Lambing time at Calke Abbey

Spring is lambing time for the rare-breed Portland sheep at Calke Abbey in Derbyshire

One of the delights of spring at Calke is seeing new life around the estate, and the rare-breed Portland lambs are a spring favourite.

When is lambing time?

Lambing time is usually between the end of March and the beginning of April. This year we welcomed over 60 happy, healthy lambs from the flock of rare-breed Portland sheep.

We opened Home Farm for our lambing events, where visitors had the opportunity to see the newborns with their mothers. Did you see a lamb being born this year?

The lambs are now in the paddock behind Home Farm, where they'll be cared for by our rangers as they grow up.

See the lambs bouncing around the walled garden
Spring is lambing time for the rare-breed Portland lambs at Calke Abbey, Derbyshire
See the lambs bouncing around the walled garden

What happens at lambing time?

During lambing, our countryside team spend a lot of time looking at the flock for the tell-tale signs that a ewe is ready to give birth. The ewe separates herself from the flock and makes a ‘nest’, spending a lot of time resting on the ground.

Once the lamb is born, it can stand up within a few minutes! The new-born then gets its first drink of milk, which it needs to keep it healthy.

The lamb and mother are then taken to a pen for 24 hours, where the ewe has her hooves trimmed and a dose of worming medication. The lamb is vaccinated against infections and given two ear tags, so we can identify it.

New-born lambs with their mother in the walled garden
Spring is lambing time for the rare-breed Portland sheep at Calke Abbey, Derbyshire
New-born lambs with their mother in the walled garden

Calke’s rare-breed Portland flock

The Portland is a small sheep breed, identifiable by their tan coloured face, small hooves and long tail. Unlike many other breeds, both the ewes and rams have their horns – although in rams they’re much thicker and more spiralled.

Portland sheep have been associated with Calke Abbey since they were introduced to the estate by Sir Henry Harpur in 1770, to graze the parkland around the newly built mansion. They were chosen for their ability to survive on the nutrient-poor soils in the area.
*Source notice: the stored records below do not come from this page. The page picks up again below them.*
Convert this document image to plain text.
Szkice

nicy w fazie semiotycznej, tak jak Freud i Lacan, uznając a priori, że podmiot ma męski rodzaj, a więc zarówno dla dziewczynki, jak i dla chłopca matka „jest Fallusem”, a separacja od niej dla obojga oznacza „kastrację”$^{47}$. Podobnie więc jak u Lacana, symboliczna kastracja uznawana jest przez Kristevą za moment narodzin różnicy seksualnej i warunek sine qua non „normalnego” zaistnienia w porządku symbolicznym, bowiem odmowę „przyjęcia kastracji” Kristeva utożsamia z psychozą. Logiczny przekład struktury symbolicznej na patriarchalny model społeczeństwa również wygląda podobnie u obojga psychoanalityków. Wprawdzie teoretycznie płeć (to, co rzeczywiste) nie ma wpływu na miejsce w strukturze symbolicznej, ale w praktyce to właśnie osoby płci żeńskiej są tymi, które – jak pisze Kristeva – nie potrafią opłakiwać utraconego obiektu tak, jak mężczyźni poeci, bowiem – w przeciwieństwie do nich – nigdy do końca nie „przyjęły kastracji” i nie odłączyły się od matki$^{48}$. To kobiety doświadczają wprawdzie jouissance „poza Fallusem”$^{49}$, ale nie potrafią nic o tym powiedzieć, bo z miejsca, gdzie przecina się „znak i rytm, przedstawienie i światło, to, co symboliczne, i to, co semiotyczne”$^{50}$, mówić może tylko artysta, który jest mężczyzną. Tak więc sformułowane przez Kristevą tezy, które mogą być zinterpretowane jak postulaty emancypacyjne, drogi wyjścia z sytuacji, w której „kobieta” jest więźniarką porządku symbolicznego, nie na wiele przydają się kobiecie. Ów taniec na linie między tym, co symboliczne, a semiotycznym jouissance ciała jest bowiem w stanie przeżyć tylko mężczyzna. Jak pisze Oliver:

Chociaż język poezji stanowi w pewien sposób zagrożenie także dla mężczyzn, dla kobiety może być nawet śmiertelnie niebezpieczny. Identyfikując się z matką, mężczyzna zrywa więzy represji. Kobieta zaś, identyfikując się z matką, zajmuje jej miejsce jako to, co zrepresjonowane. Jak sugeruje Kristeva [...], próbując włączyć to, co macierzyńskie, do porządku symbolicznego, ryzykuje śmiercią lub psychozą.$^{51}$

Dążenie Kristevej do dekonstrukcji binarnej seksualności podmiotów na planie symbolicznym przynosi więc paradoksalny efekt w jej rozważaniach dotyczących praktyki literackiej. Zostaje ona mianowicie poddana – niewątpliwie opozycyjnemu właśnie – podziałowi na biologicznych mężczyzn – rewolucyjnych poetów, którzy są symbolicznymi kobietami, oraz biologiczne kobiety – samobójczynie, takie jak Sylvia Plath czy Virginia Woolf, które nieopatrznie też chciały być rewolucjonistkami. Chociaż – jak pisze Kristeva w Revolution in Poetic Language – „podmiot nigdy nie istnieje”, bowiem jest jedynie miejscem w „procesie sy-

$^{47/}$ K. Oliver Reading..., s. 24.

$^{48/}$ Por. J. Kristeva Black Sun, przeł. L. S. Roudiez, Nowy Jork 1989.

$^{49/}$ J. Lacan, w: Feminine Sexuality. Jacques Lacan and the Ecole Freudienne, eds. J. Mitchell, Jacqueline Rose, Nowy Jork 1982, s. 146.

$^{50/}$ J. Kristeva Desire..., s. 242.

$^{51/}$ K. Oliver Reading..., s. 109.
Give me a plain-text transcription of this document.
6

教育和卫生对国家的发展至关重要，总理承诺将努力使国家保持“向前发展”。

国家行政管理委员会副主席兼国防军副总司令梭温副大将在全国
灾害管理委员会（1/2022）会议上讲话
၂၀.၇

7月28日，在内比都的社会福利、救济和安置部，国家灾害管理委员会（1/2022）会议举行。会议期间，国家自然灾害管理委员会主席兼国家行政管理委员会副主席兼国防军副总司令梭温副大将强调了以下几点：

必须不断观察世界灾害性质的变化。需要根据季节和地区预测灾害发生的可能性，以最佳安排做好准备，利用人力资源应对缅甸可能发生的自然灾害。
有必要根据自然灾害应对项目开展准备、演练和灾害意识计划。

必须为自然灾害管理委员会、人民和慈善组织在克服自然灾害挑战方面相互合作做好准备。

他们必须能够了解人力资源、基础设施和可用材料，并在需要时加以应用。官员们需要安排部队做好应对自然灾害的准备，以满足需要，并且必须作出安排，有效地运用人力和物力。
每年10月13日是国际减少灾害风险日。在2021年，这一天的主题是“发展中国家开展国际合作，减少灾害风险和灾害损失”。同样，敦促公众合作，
" We were bound in search of Farmer Lowman, of whom I wished to purchase some of the sheep of the island, to take home to Calke, as an addition to my flock."
- An extract from the 1835 journal of Sir George Crewe Bart.

Most of the flock was sold after Sir Henry’s grandson passed away, but the small flock was revived again in the 1950s by Charles Harpur Crewe. If it wasn’t for the flock at Calke, it’s likely that Portland’s would have become extinct. There are now around seventy Portland sheep in Calke’s flock.

Every time you visit the lambs at Calke, you're helping us to protect this rare breed which is part of Calke's heritage. Thank you for your continued support.